But her history in Washington reflects a tough, uncompromising streak that does not fit neatly with Kennedy’s legacy as one of the great dealmakers in the history of the Senate, said Maurice Cunningham, chairman of the political science department at the University of Massachusetts Boston.
“Warren has been an outlier in her own party,’’ Cunningham said, referring to her hard-edged questioning of Obama administration officials in hearings on finance reform and consumer advocacy.
G. Calvin Mackenzie, professor of government at Colby College in Maine, pointed to Kennedy’s well-known ability to bring others on board.
“Ted Kennedy, for all the fire and brimstone liberalism, was also a guy who could sit down and deal; he could deal with Jesse Helms,” Mackenzie said.
In many respects, the difficulties both candidates could face in the Senate are a result of changes in Washington. Decades ago, there were Republicans who stood to the left of Democrats and Democrats who stood to the right of Republicans. Even those on the ends of the spectrum could negotiate without fear of losing their seat to a more ideologically pure replacement in a party primary.

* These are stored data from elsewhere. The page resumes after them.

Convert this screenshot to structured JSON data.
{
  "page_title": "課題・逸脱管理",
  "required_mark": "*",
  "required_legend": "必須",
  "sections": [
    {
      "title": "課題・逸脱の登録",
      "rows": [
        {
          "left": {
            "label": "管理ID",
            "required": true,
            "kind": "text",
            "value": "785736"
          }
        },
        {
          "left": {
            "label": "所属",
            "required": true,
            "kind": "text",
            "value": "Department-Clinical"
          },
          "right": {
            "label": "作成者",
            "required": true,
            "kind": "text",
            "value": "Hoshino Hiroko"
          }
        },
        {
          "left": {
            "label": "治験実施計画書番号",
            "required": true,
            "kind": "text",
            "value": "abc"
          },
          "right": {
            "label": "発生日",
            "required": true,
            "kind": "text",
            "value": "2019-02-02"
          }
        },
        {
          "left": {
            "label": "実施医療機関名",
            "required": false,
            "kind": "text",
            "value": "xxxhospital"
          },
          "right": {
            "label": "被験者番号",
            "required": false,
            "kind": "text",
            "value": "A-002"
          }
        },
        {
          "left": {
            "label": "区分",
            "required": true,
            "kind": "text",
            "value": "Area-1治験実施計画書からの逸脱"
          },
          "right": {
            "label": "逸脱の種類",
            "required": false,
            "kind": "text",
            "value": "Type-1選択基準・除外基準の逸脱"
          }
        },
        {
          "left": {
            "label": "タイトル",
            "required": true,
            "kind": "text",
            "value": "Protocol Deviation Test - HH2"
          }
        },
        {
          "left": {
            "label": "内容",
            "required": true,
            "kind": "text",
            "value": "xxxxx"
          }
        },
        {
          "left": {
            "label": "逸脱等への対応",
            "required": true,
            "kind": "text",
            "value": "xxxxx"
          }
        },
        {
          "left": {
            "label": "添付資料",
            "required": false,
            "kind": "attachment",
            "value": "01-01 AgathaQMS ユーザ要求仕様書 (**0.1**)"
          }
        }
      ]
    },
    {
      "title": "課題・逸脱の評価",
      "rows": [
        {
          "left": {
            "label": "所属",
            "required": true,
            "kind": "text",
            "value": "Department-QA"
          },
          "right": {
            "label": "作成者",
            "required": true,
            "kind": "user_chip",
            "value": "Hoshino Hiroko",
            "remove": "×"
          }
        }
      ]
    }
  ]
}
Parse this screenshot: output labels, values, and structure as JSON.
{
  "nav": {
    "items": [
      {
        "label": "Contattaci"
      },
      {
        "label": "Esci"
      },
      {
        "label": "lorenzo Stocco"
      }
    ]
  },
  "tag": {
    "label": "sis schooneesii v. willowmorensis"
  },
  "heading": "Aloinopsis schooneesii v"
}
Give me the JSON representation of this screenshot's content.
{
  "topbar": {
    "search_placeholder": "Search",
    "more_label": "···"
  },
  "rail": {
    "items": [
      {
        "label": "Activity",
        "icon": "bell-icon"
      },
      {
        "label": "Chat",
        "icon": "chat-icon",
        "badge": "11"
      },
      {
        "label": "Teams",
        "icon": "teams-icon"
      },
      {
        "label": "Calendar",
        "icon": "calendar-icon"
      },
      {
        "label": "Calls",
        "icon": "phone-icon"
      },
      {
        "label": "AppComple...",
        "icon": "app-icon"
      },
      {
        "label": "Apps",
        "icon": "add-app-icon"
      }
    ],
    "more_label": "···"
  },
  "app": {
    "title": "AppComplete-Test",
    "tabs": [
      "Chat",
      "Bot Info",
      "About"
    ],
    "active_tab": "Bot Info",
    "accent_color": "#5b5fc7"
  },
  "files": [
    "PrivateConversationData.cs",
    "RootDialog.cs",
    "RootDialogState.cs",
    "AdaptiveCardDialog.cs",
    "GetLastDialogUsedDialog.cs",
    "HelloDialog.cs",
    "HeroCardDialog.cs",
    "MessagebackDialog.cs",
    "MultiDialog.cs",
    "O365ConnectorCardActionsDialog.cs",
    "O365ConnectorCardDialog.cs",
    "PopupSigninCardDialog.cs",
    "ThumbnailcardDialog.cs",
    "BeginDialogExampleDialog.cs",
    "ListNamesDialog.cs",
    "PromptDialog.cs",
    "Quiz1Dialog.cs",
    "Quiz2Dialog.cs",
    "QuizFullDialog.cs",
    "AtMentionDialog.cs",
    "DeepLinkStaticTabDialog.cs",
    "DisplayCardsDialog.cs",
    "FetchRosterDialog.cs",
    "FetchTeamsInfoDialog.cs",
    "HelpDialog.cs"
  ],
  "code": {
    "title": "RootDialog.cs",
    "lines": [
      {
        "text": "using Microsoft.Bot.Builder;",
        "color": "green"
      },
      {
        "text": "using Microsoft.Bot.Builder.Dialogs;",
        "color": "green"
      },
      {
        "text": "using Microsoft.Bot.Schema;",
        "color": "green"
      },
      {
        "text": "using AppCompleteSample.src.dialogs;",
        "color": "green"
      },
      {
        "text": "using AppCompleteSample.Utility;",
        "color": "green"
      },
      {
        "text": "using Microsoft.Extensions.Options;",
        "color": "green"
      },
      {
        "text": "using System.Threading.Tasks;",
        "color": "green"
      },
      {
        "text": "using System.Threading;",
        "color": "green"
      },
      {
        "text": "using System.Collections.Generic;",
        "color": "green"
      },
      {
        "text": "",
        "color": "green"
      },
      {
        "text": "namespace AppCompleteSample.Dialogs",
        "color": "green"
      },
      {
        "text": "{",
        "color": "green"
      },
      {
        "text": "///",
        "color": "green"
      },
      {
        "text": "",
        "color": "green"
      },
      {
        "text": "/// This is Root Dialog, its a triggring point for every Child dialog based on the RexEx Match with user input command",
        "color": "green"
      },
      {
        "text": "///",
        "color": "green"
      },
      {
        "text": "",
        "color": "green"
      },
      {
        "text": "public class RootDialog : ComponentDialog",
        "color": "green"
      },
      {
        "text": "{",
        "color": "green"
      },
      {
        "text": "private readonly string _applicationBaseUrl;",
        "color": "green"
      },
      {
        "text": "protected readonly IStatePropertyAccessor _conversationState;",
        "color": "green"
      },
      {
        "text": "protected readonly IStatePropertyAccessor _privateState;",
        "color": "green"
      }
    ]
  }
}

The shift toward the modern brand of gridlock dates to the 1970s, when electoral reforms weakened the influence of party leaders, lending more influence to party activists, who were more ideologically driven, Mackenzie said.
Some of the best-known senators today are ideologues who work through the news media to gain a reputation as rhetorical leaders. Warren would face a choice if elected, whether to use her national popularity to become a leader of her party’s left flank or to work like Hillary Clinton did as a senator to become a student of the Senate.
Brown would also face a choice — whether to target his votes to build on his reputation for moderation, to work with other moderates to seek a more fundamental shift away from the Senate’s polarization, or to seek to build credibility with his party’s powers by leaning to his more conservative side.
Norman J. Ornstein, a political scientist at the American Enterprise Institute, said there is a sizable group of senators who may be willing to break out in the next session, to seek a more bipartisan path, if several more moderates win election Tuesday, as some polls project.
But Ornstein also believes that giving Republicans majority control would vindicate a GOP strategy of obstruction, designed to win back power by making the dysfunctional Senate the burial ground for Obama’s priorities. He blamed Brown for not standing up, during his two years in Washington, against procedural maneuvers meant to prevent the institution from even debating bills.
“The ability to judge Brown is a little bit more opaque, simply because he has voted with some of those filibusters,” said Ornstein, coauthor of “It’s Even Worse Than It Looks: How the American Constitutional System Collided With the New Politics of Extremism.”
The closeness of the race heading into the final two days underscores how torn some voters are between these competing visions of how the state should position itself in the national debate.
Tim Paikopolos, a 31-year old recent law school graduate from Dartmouth, stands at the fulcrum of that choice. He is a Democrat who says he plans to vote for President Obama against Mitt Romney, but he is undecided in the Senate race.
He fears Warren would fail to challenge her party or work with Republicans, because she has aligned herself so firmly with the Democratic base.
“Perhaps her independence would be compromised because she’s identified herself as strongly liberal or strongly Democratic,” he said.
Yet Paikopolos also has doubts about Brown, wondering what would Brown do with a full six-year term, when he does not have a well-financed Democrat putting pressure on him? Especially if Romney wins, Paikopolos asks, will the pressure to be “a rubber stamp for the Republican Party” become irresistible?